Tesla TCU Authentication Bypass
A flaw in Tesla’s telematics control unit (CVE-2025-34251, CVSS: 8.6) allows attackers with physical access to write arbitrary files via ADB, potentially executing code with root privileges.
Spoofed Domains Deliver Malware
Threat actors have used over 80 spoofed websites to deliver Android and Windows malware targeting credentials via fake banking, government, or social media apps. Meta tracking pixels suggest campaigns are promoted via paid traffic.
NoName057(16) Hacktivist Group Resurgence
Following disruption by Operation Eastwood, NoName057(16) has resumed activities, targeting German, Spanish, Belgian, and Italian sites, including municipalities and government portals. Russia-based infrastructure limits global mitigation efforts.

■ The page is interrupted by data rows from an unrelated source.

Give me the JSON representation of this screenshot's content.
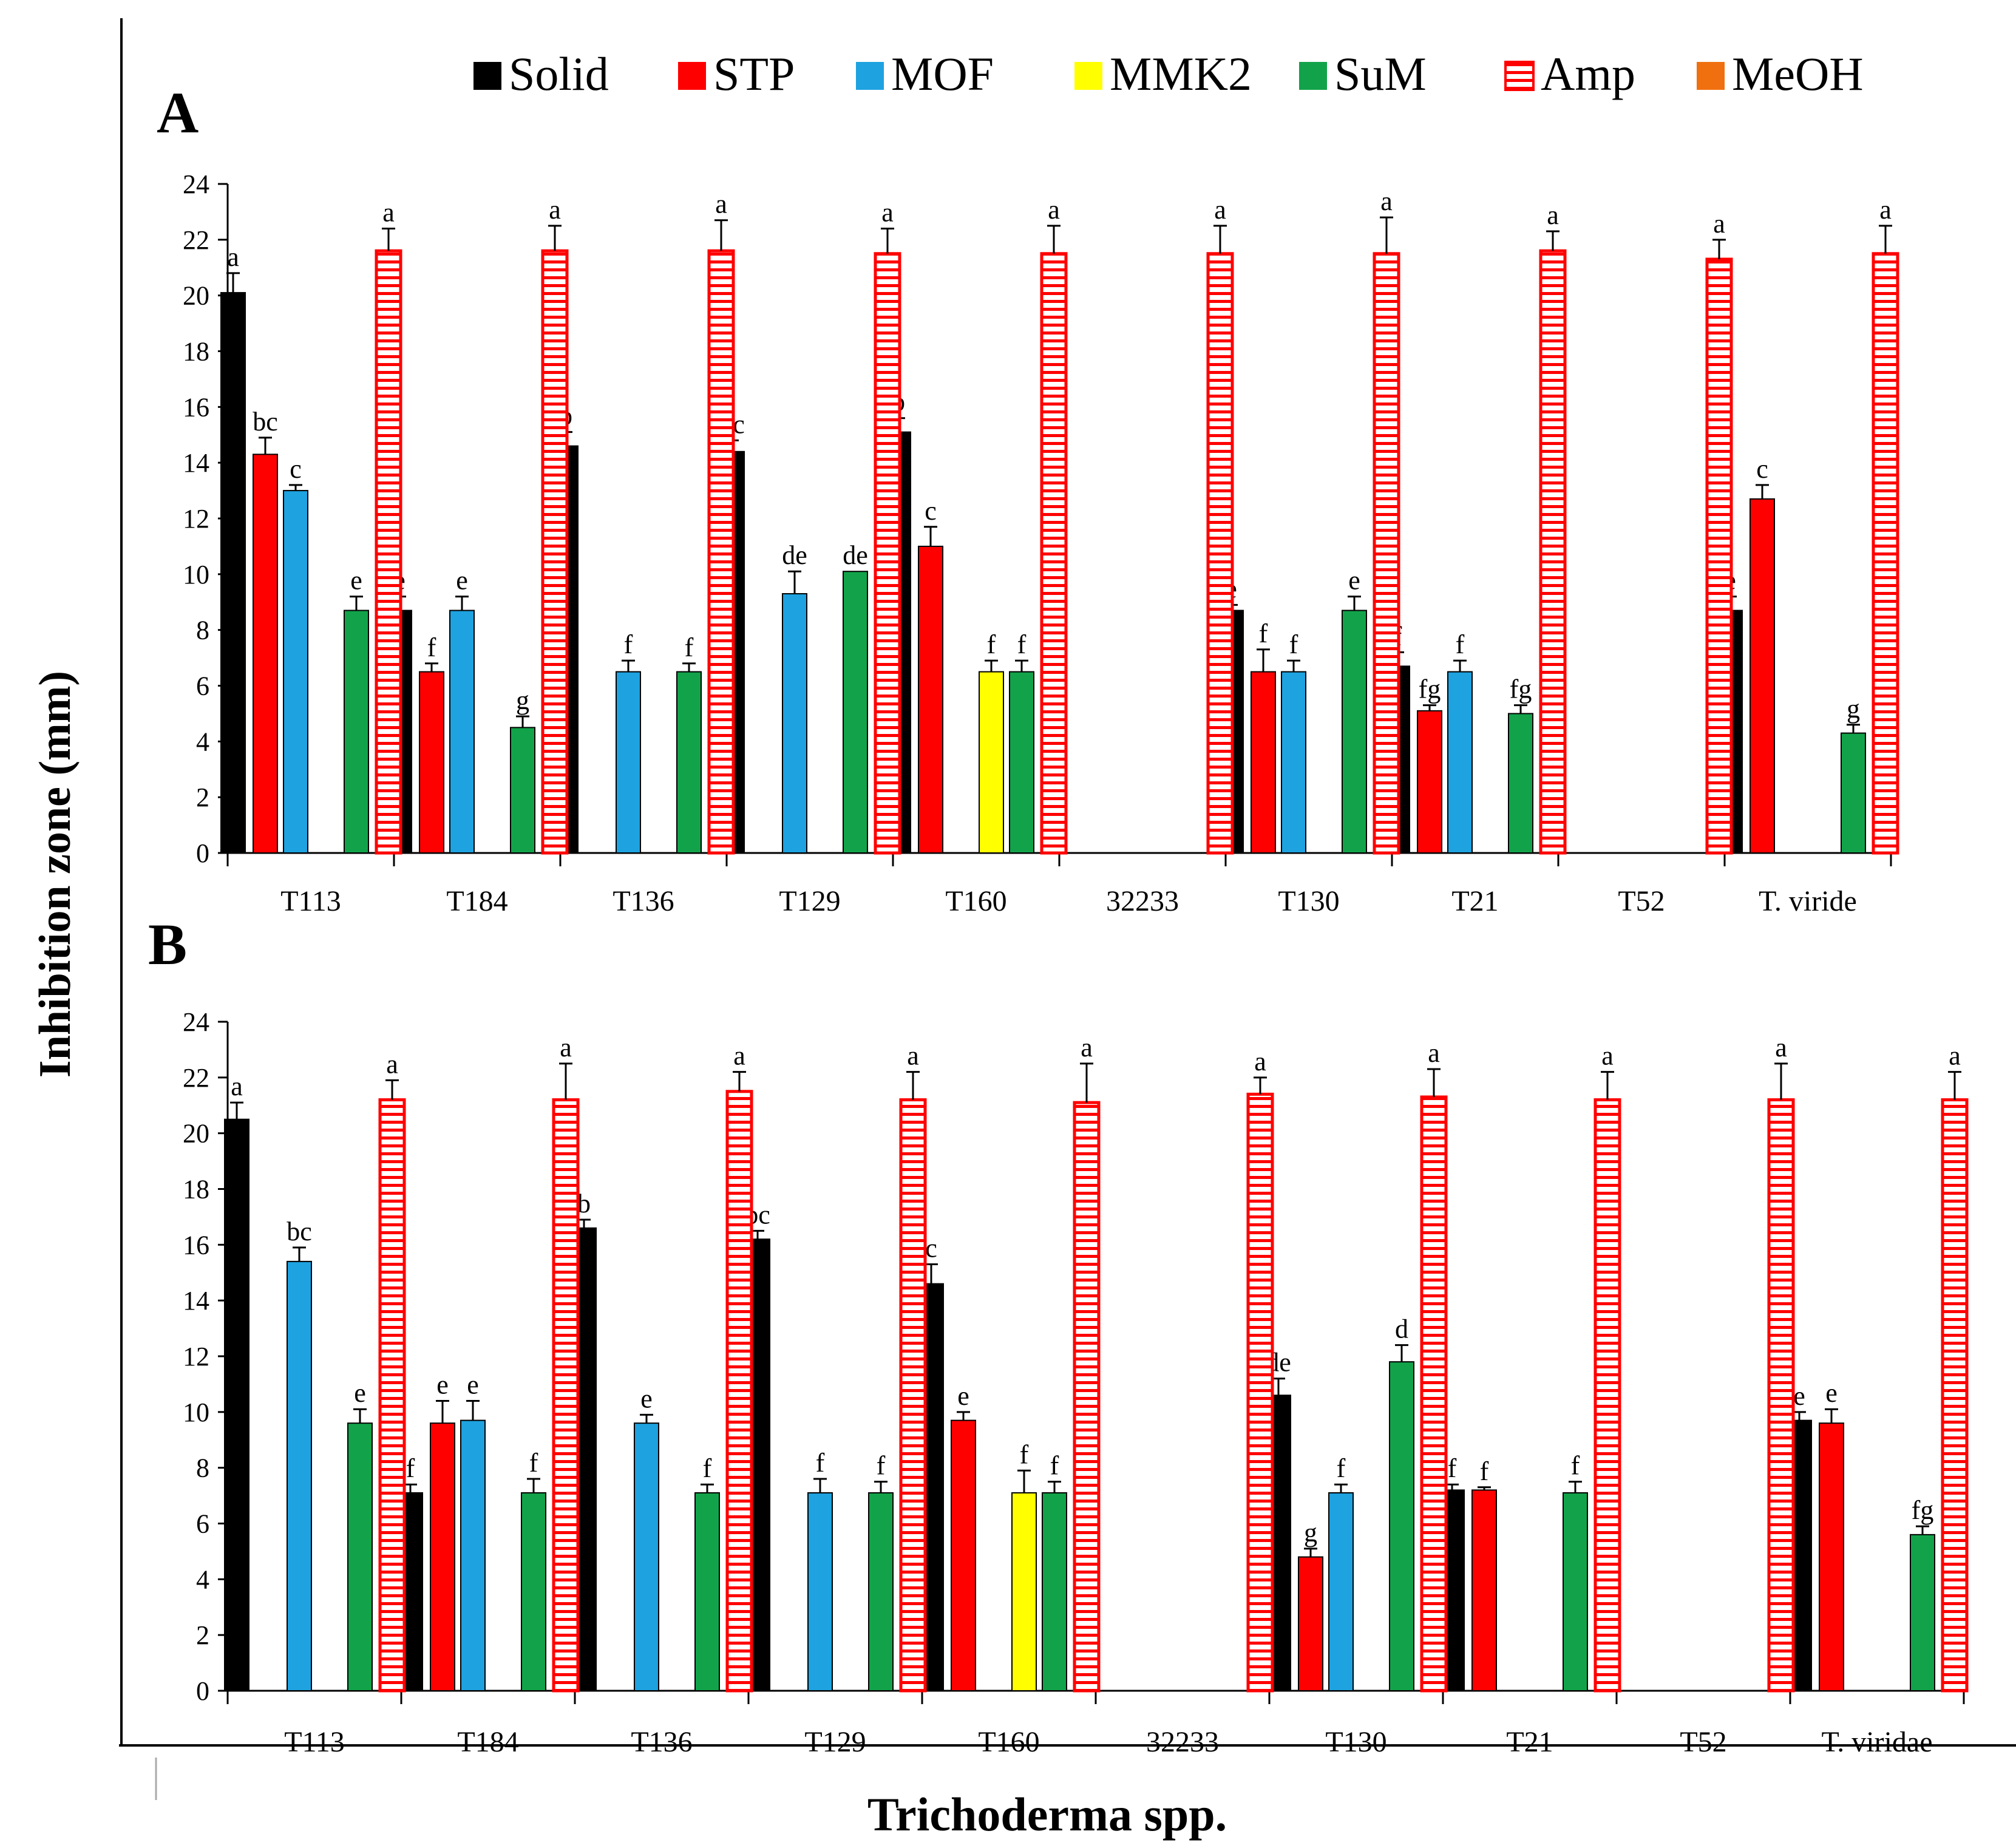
{
  "chart_data": {
    "type": "bar",
    "ylabel": "Inhibition zone (mm)",
    "xlabel": "Trichoderma spp.",
    "ylim": [
      0,
      24
    ],
    "yticks": [
      0,
      2,
      4,
      6,
      8,
      10,
      12,
      14,
      16,
      18,
      20,
      22,
      24
    ],
    "legend": [
      {
        "name": "Solid",
        "color": "#000000",
        "pattern": "solid"
      },
      {
        "name": "STP",
        "color": "#ff0000",
        "pattern": "solid"
      },
      {
        "name": "MOF",
        "color": "#1ea2e0",
        "pattern": "solid"
      },
      {
        "name": "MMK2",
        "color": "#ffff00",
        "pattern": "solid"
      },
      {
        "name": "SuM",
        "color": "#12a34a",
        "pattern": "solid"
      },
      {
        "name": "Amp",
        "color": "#ff0000",
        "pattern": "hatched"
      },
      {
        "name": "MeOH",
        "color": "#f07010",
        "pattern": "solid"
      }
    ],
    "panels": [
      {
        "label": "A",
        "categories": [
          "T113",
          "T184",
          "T136",
          "T129",
          "T160",
          "32233",
          "T130",
          "T21",
          "T52",
          "T. viride"
        ],
        "series": [
          {
            "name": "Solid",
            "values": [
              20.1,
              8.7,
              14.6,
              14.4,
              15.1,
              null,
              8.7,
              6.7,
              null,
              8.7
            ],
            "errors": [
              0.7,
              0.5,
              0.5,
              0.4,
              0.5,
              null,
              0.2,
              0.5,
              null,
              0.5
            ],
            "letters": [
              "a",
              "e",
              "b",
              "bc",
              "b",
              null,
              "e",
              "f",
              null,
              "e"
            ]
          },
          {
            "name": "STP",
            "values": [
              14.3,
              6.5,
              null,
              null,
              11.0,
              null,
              6.5,
              5.1,
              null,
              12.7
            ],
            "errors": [
              0.6,
              0.3,
              null,
              null,
              0.7,
              null,
              0.8,
              0.2,
              null,
              0.5
            ],
            "letters": [
              "bc",
              "f",
              null,
              null,
              "c",
              null,
              "f",
              "fg",
              null,
              "c"
            ]
          },
          {
            "name": "MOF",
            "values": [
              13.0,
              8.7,
              6.5,
              9.3,
              null,
              null,
              6.5,
              6.5,
              null,
              null
            ],
            "errors": [
              0.2,
              0.5,
              0.4,
              0.8,
              null,
              null,
              0.4,
              0.4,
              null,
              null
            ],
            "letters": [
              "c",
              "e",
              "f",
              "de",
              null,
              null,
              "f",
              "f",
              null,
              null
            ]
          },
          {
            "name": "MMK2",
            "values": [
              null,
              null,
              null,
              null,
              6.5,
              null,
              null,
              null,
              null,
              null
            ],
            "errors": [
              null,
              null,
              null,
              null,
              0.4,
              null,
              null,
              null,
              null,
              null
            ],
            "letters": [
              null,
              null,
              null,
              null,
              "f",
              null,
              null,
              null,
              null,
              null
            ]
          },
          {
            "name": "SuM",
            "values": [
              8.7,
              4.5,
              6.5,
              10.1,
              6.5,
              null,
              8.7,
              5.0,
              null,
              4.3
            ],
            "errors": [
              0.5,
              0.4,
              0.3,
              0.0,
              0.4,
              null,
              0.5,
              0.3,
              null,
              0.3
            ],
            "letters": [
              "e",
              "g",
              "f",
              "de",
              "f",
              null,
              "e",
              "fg",
              null,
              "g"
            ]
          },
          {
            "name": "Amp",
            "values": [
              21.6,
              21.6,
              21.6,
              21.5,
              21.5,
              21.5,
              21.5,
              21.6,
              21.3,
              21.5
            ],
            "errors": [
              0.8,
              0.9,
              1.1,
              0.9,
              1.0,
              1.0,
              1.3,
              0.7,
              0.7,
              1.0
            ],
            "letters": [
              "a",
              "a",
              "a",
              "a",
              "a",
              "a",
              "a",
              "a",
              "a",
              "a"
            ]
          }
        ]
      },
      {
        "label": "B",
        "categories": [
          "T113",
          "T184",
          "T136",
          "T129",
          "T160",
          "32233",
          "T130",
          "T21",
          "T52",
          "T. viridae"
        ],
        "series": [
          {
            "name": "Solid",
            "values": [
              20.5,
              7.1,
              16.6,
              16.2,
              14.6,
              null,
              10.6,
              7.2,
              null,
              9.7
            ],
            "errors": [
              0.6,
              0.3,
              0.3,
              0.3,
              0.7,
              null,
              0.6,
              0.2,
              null,
              0.3
            ],
            "letters": [
              "a",
              "f",
              "b",
              "bc",
              "c",
              null,
              "de",
              "f",
              null,
              "e"
            ]
          },
          {
            "name": "STP",
            "values": [
              null,
              9.6,
              null,
              null,
              9.7,
              null,
              4.8,
              7.2,
              null,
              9.6
            ],
            "errors": [
              null,
              0.8,
              null,
              null,
              0.3,
              null,
              0.3,
              0.1,
              null,
              0.5
            ],
            "letters": [
              null,
              "e",
              null,
              null,
              "e",
              null,
              "g",
              "f",
              null,
              "e"
            ]
          },
          {
            "name": "MOF",
            "values": [
              15.4,
              9.7,
              9.6,
              7.1,
              null,
              null,
              7.1,
              null,
              null,
              null
            ],
            "errors": [
              0.5,
              0.7,
              0.3,
              0.5,
              null,
              null,
              0.3,
              null,
              null,
              null
            ],
            "letters": [
              "bc",
              "e",
              "e",
              "f",
              null,
              null,
              "f",
              null,
              null,
              null
            ]
          },
          {
            "name": "MMK2",
            "values": [
              null,
              null,
              null,
              null,
              7.1,
              null,
              null,
              null,
              null,
              null
            ],
            "errors": [
              null,
              null,
              null,
              null,
              0.8,
              null,
              null,
              null,
              null,
              null
            ],
            "letters": [
              null,
              null,
              null,
              null,
              "f",
              null,
              null,
              null,
              null,
              null
            ]
          },
          {
            "name": "SuM",
            "values": [
              9.6,
              7.1,
              7.1,
              7.1,
              7.1,
              null,
              11.8,
              7.1,
              null,
              5.6
            ],
            "errors": [
              0.5,
              0.5,
              0.3,
              0.4,
              0.4,
              null,
              0.6,
              0.4,
              null,
              0.3
            ],
            "letters": [
              "e",
              "f",
              "f",
              "f",
              "f",
              null,
              "d",
              "f",
              null,
              "fg"
            ]
          },
          {
            "name": "Amp",
            "values": [
              21.2,
              21.2,
              21.5,
              21.2,
              21.1,
              21.4,
              21.3,
              21.2,
              21.2,
              21.2
            ],
            "errors": [
              0.7,
              1.3,
              0.7,
              1.0,
              1.4,
              0.6,
              1.0,
              1.0,
              1.3,
              1.0
            ],
            "letters": [
              "a",
              "a",
              "a",
              "a",
              "a",
              "a",
              "a",
              "a",
              "a",
              "a"
            ]
          }
        ]
      }
    ]
  }
}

BlackStink Malware Attacks LATAM Banks
Malicious Chrome extensions impersonating Google Docs can remotely hijack banking sessions in Latin America. IBM X-Force reports the malware auto-fills and submits forms to steal credentials and execute real-time fraudulent transfers.
Oracle E-Business Suite Exposed
2,043 Oracle E-Business Suite instances remain internet-accessible, vulnerable to CVE-2025-61882. Attackers, including Cl0p, may exploit this zero-day in extortion campaigns.
Asgard Protector Crypter
Used to evade detection, Asgard Protector distributes payloads like Lumma Stealer and others, decrypting them in memory for execution. Connections to CypherIT are suspected.
WARMCOOKIE Malware Updates
WARMCOOKIE (aka BadSpace) continues development, now using CastleBot for propagation. Latest builds handle DLL/EXE execution and leverage PowerShell scripts for file operations.
Mic-E-Mouse Data Exfiltration
Researchers at UC Irvine demonstrated a method to convert optical mice into microphones, exfiltrating air-gapped network data via neural network analysis of mouse movement vibrations.

Crimson Collective Targets AWS Environments
The Crimson Collective, linked to Red Hat breaches and associated with Scattered Spider and LAPSUS$ groups, exploits AWS environments using leaked IAM credentials. Using the open-source TruffleHog tool, attackers perform reconnaissance, exfiltrate data, and demand ransom.